GV Imperia Turicensis

Wenn vor den Toren der Limmatstadt der Schlachtruf der Loewen erklinge,

so traegt orange wer noch Ehre hat, auf dass man den Feind bezwinge!

|: Wir kamen, sahen und siegten kühn, Imperias Bunde soll ewig bluehn :|

AKV Rauracia

Rauracia dir gehoer ich, mit Herzen und mit Hand;

zu deiner Fahne schwoer ich zum rot-weiss-gruenen Band.

Pro patria zu fechten, pro deo einzustehn!

|: Rauracias stolze Fahne sollst niemals untergehn! :|

AKV Burgundia

O Bern, du holde Musenstadt mit deinen Tuermen allen,

wer je in dir studieret hat, wem sollt' es nicht gefallen;

und wenn er gar Burgunder war bei dieser stolzen Burschenschaar,

dann ist's um ihn geschehn, dann ist's um ihn geschehn!

AKV Alemannia

Wo Freiburgs trutz'ge Feste von Alters Grau bedeckt,

die letzten Mauerreste noch stolz gen Himmel reckt,

da schwingen wir Allemannen das Banner sonder Scheu.
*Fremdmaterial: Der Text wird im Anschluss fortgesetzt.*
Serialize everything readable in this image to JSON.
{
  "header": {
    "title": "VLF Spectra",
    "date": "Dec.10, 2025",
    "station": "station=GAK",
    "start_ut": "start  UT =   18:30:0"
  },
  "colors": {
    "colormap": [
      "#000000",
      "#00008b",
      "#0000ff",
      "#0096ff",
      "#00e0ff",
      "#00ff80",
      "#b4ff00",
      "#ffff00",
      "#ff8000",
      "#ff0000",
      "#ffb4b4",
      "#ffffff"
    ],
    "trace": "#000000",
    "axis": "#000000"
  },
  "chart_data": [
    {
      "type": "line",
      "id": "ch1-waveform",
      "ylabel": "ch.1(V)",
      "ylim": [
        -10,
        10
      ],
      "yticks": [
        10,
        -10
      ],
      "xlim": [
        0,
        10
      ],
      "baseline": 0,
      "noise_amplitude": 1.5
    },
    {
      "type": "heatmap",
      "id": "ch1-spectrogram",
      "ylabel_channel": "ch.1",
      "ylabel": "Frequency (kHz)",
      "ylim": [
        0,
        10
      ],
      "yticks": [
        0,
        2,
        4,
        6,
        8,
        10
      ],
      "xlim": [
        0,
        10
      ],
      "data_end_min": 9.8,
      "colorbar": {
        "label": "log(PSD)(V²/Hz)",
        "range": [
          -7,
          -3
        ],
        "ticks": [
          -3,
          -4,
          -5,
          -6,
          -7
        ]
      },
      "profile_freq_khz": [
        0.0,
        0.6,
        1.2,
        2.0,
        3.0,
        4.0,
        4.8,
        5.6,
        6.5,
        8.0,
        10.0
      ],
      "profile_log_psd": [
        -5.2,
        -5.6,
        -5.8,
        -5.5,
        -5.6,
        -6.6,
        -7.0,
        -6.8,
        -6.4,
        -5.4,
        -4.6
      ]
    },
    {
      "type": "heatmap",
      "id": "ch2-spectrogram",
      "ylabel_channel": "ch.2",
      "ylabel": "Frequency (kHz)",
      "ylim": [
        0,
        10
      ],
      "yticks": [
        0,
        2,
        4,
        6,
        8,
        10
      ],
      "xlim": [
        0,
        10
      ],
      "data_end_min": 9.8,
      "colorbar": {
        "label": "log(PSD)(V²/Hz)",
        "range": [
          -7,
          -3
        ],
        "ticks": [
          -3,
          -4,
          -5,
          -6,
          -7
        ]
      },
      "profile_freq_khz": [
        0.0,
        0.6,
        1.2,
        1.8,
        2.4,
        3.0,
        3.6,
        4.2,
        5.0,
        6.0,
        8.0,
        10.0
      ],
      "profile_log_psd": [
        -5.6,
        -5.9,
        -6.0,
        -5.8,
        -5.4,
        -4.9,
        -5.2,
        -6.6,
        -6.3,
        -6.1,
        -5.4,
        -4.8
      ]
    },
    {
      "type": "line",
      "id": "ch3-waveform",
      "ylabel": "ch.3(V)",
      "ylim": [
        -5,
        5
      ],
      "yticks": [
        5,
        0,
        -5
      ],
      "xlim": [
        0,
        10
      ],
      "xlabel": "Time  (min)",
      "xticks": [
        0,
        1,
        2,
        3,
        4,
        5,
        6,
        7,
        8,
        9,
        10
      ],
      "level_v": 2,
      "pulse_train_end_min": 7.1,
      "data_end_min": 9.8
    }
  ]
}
In Kampf und Freude zusammen wir stehen |: furchtlos und treu! :|

Und jauchzend hallen wider die stolzen Burschenlieder

von Freundschaft, Freiheit, Vaterland, vom alten rot-weiss-gruenen Band.

AKV Kyburger

Wir Kyburger schauen gar trutzig ins Land, ein froehliches Volk von Scholaren.

Wir tragen das rosa-weiss-gruene Band mit Stolz durch Not und Gefahren.

Bei Becherklingen und lustigem Sang wir auch die Minne nicht scheuen.

|: Doch tapfer und treu, der Wahlspruch sei; der Heimat das Leben wir weihen. :|

AV Bodania

Bodaners Lied erschallet froh in der Gallusstadt,

das Burschenband erstrahlet, ruft uns zur Mannestat.

Es singt von Glauben und Treue, es raunt von Minne so leis,

vor'm Feind sich keiner scheue aus unserm |: Freundeskreis :|

Den Degen dann gezogen in heissen Kampfeswogen,

das Rot-Weiss-Grün, es gluehet im Sieg, der uns erbluehet.

AKV Neu-Romania

Wo Deutsch und Welsch die Hand sich reicht, am Strand der alten Saane,

da stehen wir mit frohem Mut zur Neu-Romanen-Fahne.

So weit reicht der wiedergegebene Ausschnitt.